FAQ's zur kommunalen Wärmeplanung im Amt Bützow-Land

Warum brauchen wir eine Wärmeplanung?

Alle Kommunen brauchen einen Wärmeplan, um ihre Wärmeversorgung klimafreundlich und effizient zu gestalten. Er ist rechtlich vorgeschrieben, um das Klimaziel bis 2045 zu erreichen, Wärme statt aus fossilen Brennstoffen aus Erneuerbaren Energien zu gewinnen. Der Wärmeplan zeigt auf, wie erneuerbare Energien genutzt und Wärmenetze optimal geplant werden können. Außerdem hilft er, Kosten zu sparen, Versorgungssicherheit zu gewährleisten und soziale Aspekte wie bezahlbares Heizen zu berücksichtigen. Insgesamt dient er als strategisches Werkzeug für Klimaschutz und nachhaltige Energieplanung.

Wer ist an der Erstellung der Wärmeplanung beteiligt?

Das Amt Bützow-Land hat die Theta Concepts GmbH aus Rostock mit der Wärmeplanung beauftragt. In Zusammenarbeit mit der Verwaltung des Amtes und Vertretern einer Lenkungsgruppe, bestehend aus Kommunalpolitikern und Vertretern der regionalen Energie- und Wohnungsbranche, hat die Theta Concepts GmbH den Wärmeplan erstellt. Im Rahmen von Öffentlichkeitsveranstaltungen (Bürgerforen, öffentliche Amtsausschusssitzungen) und Öffentlichkeitsbeteiligungen konnten sich zudem alle Interessierten im Wärmeplanungsprozess einbringen.

Wen betrifft die Wärmeplanung?

Der Wärmeplan des Amtes Bützow-Land wurde für alle amtsangehörigen Gemeinden und deren Ortsteile (Jürgenshagen, Klein Belitz, Rühn, Steinhagen, Zepelin, Bernitt, Penzin, Baumgarten, Dreetz, Tarnow und Warnow) sowie für die Stadt Bützow zusammen erstellt.

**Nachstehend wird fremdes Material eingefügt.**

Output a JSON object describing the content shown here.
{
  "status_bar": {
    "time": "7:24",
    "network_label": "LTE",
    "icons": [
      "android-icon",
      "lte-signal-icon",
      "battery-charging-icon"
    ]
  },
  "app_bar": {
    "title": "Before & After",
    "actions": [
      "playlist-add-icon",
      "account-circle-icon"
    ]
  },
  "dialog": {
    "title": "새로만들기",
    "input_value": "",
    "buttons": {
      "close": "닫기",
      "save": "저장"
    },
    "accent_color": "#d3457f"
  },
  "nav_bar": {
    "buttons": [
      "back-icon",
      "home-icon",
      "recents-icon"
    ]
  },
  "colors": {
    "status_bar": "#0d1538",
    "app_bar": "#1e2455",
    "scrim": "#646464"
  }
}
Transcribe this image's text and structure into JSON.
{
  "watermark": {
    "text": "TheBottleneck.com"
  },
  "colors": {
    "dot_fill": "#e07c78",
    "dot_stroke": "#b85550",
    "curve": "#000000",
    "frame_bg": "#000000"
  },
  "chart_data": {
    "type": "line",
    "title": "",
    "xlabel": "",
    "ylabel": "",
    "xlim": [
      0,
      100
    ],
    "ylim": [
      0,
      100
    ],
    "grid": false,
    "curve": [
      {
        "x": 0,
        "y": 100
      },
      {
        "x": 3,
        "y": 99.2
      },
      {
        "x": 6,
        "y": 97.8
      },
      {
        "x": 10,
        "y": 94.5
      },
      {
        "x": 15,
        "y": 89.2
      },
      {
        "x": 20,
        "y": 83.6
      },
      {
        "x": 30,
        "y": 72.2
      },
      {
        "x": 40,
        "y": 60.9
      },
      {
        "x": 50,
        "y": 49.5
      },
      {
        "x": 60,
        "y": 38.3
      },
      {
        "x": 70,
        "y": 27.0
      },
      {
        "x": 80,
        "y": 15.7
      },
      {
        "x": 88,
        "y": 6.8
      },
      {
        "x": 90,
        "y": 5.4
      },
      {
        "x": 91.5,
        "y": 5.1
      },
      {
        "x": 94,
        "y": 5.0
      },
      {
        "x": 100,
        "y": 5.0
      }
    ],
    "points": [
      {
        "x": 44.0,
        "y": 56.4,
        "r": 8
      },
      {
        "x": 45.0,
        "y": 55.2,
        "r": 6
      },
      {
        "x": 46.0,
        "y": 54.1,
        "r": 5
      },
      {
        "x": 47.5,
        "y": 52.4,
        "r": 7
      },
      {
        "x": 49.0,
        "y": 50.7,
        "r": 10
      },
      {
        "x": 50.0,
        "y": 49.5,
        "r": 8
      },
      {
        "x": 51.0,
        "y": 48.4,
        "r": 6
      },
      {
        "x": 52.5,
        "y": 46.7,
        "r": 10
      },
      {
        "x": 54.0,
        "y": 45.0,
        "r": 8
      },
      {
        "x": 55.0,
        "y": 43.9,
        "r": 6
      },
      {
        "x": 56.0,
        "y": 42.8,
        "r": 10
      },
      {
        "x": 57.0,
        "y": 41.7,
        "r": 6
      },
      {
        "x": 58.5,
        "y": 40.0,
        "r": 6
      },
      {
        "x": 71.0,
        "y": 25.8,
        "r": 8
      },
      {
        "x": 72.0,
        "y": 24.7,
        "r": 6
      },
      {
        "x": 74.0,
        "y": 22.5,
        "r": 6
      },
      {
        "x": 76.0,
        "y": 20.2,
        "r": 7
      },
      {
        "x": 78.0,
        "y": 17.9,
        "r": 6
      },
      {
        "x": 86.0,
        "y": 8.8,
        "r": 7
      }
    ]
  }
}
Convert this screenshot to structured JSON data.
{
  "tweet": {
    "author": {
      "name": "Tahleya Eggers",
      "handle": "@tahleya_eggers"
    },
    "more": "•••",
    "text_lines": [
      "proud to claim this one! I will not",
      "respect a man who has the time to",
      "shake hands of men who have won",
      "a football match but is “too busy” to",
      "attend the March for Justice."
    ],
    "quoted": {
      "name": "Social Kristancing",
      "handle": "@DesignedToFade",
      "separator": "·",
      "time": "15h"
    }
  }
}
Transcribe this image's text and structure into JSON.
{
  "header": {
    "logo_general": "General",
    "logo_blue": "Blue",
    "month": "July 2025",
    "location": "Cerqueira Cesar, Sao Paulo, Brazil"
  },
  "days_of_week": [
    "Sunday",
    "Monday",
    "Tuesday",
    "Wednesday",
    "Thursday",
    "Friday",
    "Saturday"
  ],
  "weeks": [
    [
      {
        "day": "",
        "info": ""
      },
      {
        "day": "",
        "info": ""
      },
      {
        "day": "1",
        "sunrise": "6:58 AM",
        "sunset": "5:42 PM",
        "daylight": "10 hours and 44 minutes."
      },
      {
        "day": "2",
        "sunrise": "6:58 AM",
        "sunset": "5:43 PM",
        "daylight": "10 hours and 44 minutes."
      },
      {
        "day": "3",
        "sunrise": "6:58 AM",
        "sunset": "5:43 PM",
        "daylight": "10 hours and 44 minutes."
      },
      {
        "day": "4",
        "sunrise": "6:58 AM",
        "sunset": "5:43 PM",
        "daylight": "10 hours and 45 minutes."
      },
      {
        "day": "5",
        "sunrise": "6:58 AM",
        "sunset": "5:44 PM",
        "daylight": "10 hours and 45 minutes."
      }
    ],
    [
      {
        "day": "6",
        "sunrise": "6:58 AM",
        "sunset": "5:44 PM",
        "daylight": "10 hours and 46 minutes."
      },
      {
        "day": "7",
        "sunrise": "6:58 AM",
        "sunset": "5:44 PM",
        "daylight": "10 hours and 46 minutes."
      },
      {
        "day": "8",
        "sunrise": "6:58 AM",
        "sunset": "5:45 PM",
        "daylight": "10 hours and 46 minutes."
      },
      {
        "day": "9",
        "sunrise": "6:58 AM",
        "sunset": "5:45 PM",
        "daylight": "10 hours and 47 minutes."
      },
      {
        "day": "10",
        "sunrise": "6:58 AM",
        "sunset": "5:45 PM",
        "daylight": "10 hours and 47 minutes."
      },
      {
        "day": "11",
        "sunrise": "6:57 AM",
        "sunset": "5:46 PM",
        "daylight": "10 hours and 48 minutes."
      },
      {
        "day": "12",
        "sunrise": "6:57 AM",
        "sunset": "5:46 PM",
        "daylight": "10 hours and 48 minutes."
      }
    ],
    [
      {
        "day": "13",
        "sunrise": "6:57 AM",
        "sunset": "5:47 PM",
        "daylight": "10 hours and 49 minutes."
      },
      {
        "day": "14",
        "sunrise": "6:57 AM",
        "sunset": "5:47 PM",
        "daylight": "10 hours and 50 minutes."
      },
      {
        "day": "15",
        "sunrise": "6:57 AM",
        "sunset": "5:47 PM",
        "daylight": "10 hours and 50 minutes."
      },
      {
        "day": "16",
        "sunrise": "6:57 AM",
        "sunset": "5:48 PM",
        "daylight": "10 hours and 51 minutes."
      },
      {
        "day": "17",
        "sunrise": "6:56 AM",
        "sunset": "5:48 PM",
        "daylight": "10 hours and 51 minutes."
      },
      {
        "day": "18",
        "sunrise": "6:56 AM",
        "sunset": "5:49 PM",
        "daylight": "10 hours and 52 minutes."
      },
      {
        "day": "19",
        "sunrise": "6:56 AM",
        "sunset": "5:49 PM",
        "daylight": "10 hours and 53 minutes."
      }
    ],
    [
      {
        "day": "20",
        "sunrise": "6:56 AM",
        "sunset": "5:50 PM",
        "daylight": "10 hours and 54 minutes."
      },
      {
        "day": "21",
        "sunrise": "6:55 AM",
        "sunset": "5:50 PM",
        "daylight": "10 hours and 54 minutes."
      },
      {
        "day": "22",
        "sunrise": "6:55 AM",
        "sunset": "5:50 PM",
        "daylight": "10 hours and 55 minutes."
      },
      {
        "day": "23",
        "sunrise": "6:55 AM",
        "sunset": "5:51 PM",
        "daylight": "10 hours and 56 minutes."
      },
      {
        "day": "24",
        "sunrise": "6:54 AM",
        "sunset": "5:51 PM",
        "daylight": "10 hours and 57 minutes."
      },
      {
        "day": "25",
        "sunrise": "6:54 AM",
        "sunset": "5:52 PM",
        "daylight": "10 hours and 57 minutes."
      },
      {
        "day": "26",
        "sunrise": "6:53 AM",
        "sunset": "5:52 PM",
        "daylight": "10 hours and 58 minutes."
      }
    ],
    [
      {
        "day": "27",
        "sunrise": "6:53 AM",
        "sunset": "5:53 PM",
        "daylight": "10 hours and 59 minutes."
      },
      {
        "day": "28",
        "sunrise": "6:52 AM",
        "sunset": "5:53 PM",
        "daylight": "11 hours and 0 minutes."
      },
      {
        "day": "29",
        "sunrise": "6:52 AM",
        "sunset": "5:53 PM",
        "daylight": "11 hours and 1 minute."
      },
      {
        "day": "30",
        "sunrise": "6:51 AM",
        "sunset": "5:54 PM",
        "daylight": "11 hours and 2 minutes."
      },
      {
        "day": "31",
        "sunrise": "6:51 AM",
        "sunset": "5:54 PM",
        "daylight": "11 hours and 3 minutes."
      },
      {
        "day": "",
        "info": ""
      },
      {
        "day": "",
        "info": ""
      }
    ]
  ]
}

Er soll sowohl den Kommunen, als auch den Einwohnerinnen und Einwohnern sowie den ortsansässigen Unternehmen dienen. Auch für die Energieversorger in den einzelnen Ortslagen ist der Wärmeplan ein wichtiges Instrument für deren Transformationsplanung.

Welche Rechte und Pflichten ergeben sich aus der Wärmeplanung für mich?

Der Wärmeplan erzeugt keine unmittelbaren Rechte bzw. Verpflichtungen. Er ist ein Strategiepapier, welches über die zukünftige Wärmeversorgung im gesamten Amtsbereich informiert. Er weist zum einen Gebiete für zentrale bzw. dezentrale Versorgungslösungen aus, aber auch Prüfgebiete, in denen weiterführende Untersuchungen angestrebt werden können, um abzuwägen, ob bisherige dezentrale Wärmeversorgungen durch zentrale Lösungen möglich und wirtschaftlich sind (z.B. durch Machbarkeitsstudien).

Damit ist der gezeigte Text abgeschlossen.